No ano passado, os Guarani-Kaiowá chamaram a atenção do mundo ao resistir à desocupação de uma grande fazenda no sul do país, que dizem estar dentro de suas terras ancestrais e que está sendo demarcada pelo governo para entregar aos aborígenes.
A principal lei repudiada pelos indígenas é uma emenda constitucional (PEC 215), que transferiria do Executivo ao Legislativo a competência de aprovar e demarcar terras indígenas e parques de preservação ambiental.
"Entregar o controle da definição de terras indígenas a um Congresso com uma poderosa bancada do setor agropecuário é um perigo. É uma medida da bancada agropecuária para retirar o poder do Executivo sobre esta área", disse à AFP o deputado Máriton de Holanda (PT-RO), coordenador da Frente Parlamentar de Defesa dos Povos Indígenas.
Outra reforma em estudo no Parlamento autorizaria criar concessões a produtores agropecuários dentro de terras indígenas. As autoridades pretendem, ainda, regulamentar a exploração de minério em terras indígenas e a advocacia geral da União aprovou recentemente uma medida que proíbe ampliar terras indígenas reconhecidas no passado.
Frente parlamentar
"São nossas danças tradicionais para abençoar este local e para que nos ajude em nossa luta", explicou uma indígena Macuxi, da reserva Raposa Serra do Sol, que dançou com um grupo de mulheres indígenas vestindo saias de palha. O presidente da Câmara, Henrique Eduardo Alves (PMDB-RN), comprometeu-se a levar seus apelos a uma reunião de líderes de partidos.
"Nunca aceitarei o desmatamento em áreas indígenas, nunca aceitarei a construção de hidroelétricas e a exploração de minério em terras indígenas", concluiu o cacique Raoni, que disse querer levar suas reivindicações à presidente Dilma Rousseff.
Segundo o censo de 2010, dos 194 milhões de habitantes do Brasil, 896.900 são indígenas, distribuídos em 305 etnias, que falam 274 idiomas.

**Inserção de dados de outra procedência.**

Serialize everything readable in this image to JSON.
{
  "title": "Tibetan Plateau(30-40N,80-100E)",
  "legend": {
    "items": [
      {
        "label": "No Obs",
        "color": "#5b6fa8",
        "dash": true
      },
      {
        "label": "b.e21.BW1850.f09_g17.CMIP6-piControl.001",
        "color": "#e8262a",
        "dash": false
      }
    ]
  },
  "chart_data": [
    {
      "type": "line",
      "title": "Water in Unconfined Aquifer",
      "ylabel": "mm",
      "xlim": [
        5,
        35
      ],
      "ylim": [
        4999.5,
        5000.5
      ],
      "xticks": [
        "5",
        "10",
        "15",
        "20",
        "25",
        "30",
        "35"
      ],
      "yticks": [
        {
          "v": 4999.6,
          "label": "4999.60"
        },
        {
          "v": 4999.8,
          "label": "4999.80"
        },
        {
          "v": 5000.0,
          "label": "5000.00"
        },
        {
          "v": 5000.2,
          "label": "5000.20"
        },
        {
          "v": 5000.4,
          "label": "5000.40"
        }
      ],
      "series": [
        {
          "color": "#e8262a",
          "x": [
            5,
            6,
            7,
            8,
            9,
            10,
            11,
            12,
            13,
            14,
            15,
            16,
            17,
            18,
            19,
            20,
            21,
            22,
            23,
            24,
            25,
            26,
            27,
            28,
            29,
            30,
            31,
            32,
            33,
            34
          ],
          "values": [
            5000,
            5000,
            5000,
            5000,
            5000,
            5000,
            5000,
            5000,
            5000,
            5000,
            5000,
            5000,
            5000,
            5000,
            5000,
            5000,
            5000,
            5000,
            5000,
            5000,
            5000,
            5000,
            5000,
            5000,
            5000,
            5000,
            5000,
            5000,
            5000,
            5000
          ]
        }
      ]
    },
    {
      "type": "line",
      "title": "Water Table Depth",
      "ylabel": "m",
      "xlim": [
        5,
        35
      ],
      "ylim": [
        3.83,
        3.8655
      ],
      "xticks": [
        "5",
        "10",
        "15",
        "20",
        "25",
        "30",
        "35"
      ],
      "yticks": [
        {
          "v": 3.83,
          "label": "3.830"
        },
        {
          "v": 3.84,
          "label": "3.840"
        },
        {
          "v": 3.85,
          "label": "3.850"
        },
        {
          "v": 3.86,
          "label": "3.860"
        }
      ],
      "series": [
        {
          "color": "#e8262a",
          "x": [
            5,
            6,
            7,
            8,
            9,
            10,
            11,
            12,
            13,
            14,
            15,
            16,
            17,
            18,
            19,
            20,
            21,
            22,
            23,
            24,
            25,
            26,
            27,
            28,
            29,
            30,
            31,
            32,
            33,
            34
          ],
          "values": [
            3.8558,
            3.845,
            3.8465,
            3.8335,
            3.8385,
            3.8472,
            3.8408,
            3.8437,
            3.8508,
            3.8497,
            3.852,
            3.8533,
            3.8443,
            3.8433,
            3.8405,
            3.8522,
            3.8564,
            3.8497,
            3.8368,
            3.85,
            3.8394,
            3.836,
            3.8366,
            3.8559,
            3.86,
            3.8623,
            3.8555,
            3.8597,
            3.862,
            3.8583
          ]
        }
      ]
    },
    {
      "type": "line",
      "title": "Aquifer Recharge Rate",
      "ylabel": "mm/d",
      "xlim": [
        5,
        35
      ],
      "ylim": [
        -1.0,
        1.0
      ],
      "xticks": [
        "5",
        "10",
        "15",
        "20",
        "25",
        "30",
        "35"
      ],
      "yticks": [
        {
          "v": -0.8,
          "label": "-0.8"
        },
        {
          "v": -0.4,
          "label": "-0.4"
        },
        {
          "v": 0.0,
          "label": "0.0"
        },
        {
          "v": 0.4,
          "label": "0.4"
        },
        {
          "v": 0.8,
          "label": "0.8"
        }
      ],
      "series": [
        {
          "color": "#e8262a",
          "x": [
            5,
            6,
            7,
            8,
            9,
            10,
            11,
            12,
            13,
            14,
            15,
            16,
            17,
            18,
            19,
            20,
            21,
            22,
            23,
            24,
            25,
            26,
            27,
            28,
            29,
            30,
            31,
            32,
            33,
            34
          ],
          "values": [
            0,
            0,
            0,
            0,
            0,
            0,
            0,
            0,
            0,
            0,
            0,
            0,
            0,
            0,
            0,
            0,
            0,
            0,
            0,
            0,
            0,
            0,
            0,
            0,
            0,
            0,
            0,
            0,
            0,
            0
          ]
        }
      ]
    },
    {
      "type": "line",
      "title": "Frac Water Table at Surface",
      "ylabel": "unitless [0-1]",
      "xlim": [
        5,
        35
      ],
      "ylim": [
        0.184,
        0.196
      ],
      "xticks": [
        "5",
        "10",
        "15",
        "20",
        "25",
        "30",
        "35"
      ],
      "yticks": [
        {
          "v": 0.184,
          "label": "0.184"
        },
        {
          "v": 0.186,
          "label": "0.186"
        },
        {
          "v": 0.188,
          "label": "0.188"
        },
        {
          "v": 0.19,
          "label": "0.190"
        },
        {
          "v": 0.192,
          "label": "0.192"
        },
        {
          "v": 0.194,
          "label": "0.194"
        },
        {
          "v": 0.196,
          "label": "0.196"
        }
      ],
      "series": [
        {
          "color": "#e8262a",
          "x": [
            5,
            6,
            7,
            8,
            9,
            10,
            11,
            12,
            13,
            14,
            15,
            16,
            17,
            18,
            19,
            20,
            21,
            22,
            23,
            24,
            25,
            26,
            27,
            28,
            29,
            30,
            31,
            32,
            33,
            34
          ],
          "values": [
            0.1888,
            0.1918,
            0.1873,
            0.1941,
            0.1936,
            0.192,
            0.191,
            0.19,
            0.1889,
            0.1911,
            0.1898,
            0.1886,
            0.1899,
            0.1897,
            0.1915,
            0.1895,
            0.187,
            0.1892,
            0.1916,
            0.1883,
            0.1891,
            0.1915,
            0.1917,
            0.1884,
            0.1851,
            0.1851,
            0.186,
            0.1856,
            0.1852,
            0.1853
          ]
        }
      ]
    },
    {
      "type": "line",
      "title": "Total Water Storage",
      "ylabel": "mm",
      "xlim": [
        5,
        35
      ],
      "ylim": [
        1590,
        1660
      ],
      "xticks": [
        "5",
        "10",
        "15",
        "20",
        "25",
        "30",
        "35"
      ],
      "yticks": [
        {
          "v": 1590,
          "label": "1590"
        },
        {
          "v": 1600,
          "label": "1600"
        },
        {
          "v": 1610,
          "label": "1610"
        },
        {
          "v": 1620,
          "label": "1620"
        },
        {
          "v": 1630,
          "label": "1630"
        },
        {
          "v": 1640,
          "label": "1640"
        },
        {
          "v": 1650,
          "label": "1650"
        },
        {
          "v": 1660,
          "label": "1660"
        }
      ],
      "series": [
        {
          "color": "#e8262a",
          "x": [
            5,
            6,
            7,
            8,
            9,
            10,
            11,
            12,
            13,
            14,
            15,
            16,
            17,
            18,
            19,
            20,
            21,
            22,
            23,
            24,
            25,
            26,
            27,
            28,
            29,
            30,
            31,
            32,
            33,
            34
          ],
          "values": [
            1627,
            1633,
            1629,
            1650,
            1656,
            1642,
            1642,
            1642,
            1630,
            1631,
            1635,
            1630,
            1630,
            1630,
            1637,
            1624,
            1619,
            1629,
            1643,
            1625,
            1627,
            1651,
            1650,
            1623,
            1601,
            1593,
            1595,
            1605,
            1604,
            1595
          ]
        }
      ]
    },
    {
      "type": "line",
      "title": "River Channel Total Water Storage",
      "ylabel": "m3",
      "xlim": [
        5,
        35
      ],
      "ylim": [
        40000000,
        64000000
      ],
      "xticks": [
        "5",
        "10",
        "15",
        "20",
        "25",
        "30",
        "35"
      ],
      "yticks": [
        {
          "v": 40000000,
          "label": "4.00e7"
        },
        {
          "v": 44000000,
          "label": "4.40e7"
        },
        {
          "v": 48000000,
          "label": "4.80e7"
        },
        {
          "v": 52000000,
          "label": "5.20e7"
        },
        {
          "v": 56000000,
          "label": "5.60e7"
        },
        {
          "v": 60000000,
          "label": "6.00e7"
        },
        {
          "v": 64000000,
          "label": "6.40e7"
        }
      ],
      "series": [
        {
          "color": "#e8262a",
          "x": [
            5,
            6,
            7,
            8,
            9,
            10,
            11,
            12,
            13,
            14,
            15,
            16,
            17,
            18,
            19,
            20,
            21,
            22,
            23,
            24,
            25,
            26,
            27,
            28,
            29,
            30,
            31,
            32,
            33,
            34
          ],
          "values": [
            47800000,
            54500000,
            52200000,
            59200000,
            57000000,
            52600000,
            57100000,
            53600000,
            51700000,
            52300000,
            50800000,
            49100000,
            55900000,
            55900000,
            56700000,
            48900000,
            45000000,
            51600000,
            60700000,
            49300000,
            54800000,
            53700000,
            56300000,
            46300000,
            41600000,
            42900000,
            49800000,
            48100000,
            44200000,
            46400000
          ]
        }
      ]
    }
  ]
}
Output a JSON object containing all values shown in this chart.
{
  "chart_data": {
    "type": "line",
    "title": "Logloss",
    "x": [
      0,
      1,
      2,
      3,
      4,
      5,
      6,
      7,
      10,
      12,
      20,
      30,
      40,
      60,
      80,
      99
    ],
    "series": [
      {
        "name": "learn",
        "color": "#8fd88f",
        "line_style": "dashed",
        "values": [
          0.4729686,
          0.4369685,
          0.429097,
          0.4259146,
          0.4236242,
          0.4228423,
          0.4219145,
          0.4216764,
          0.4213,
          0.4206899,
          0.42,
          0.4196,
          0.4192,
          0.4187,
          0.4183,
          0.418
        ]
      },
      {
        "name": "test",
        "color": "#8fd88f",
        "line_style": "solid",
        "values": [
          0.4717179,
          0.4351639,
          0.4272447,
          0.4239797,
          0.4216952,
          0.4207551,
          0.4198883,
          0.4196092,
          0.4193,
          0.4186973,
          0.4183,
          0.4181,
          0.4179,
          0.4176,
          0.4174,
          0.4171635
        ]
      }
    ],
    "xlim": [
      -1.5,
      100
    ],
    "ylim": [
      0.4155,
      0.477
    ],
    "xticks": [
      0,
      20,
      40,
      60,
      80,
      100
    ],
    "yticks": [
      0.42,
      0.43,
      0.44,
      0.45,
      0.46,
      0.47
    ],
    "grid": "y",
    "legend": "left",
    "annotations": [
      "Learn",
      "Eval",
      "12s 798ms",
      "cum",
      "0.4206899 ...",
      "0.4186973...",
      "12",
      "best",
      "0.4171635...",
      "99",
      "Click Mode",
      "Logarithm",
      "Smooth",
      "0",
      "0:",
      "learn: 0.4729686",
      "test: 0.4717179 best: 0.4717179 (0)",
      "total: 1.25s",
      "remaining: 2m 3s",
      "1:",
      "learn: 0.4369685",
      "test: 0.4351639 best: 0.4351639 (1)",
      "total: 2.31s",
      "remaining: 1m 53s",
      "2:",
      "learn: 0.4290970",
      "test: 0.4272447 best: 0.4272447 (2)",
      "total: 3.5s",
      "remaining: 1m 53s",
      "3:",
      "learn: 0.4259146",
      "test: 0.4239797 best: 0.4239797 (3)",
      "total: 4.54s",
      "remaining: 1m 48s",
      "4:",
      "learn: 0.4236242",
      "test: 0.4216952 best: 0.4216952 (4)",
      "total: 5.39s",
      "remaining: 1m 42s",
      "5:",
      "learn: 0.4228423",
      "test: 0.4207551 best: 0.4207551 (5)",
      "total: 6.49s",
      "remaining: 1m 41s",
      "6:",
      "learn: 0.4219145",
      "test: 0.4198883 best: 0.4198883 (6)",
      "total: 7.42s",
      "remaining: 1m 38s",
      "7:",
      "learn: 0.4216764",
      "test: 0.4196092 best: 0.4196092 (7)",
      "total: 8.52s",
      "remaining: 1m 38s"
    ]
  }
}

O deputado Sarney Filho (PV-MA) afirmou, em discurso no Plenário da Câmara, que os índios decidiram continuar ocupando o Plenário 1 das comissões permanentes (local de reunião da Comissão de Constituição e Justiça e de Cidadania, CCJ) enquanto o presidente Henrique Eduardo Alves não resolver o impasse sobre a instalação da PEC 215/00.
O projeto transfere do Poder Executivo para o Congresso Nacional a decisão final sobre a demarcação de terras indígenas no Brasil. Na última quarta-feira (11/4), foi aprovada a instalação de uma comissão especial para tratar da PEC.
Mais cedo, o presidente da Câmara havia suspendido a instalação da comissão especial por 45 dias. Entretanto, a negociação sobre o tema não teve continuidade, e os índios decidiram permanecer no Plenário 1.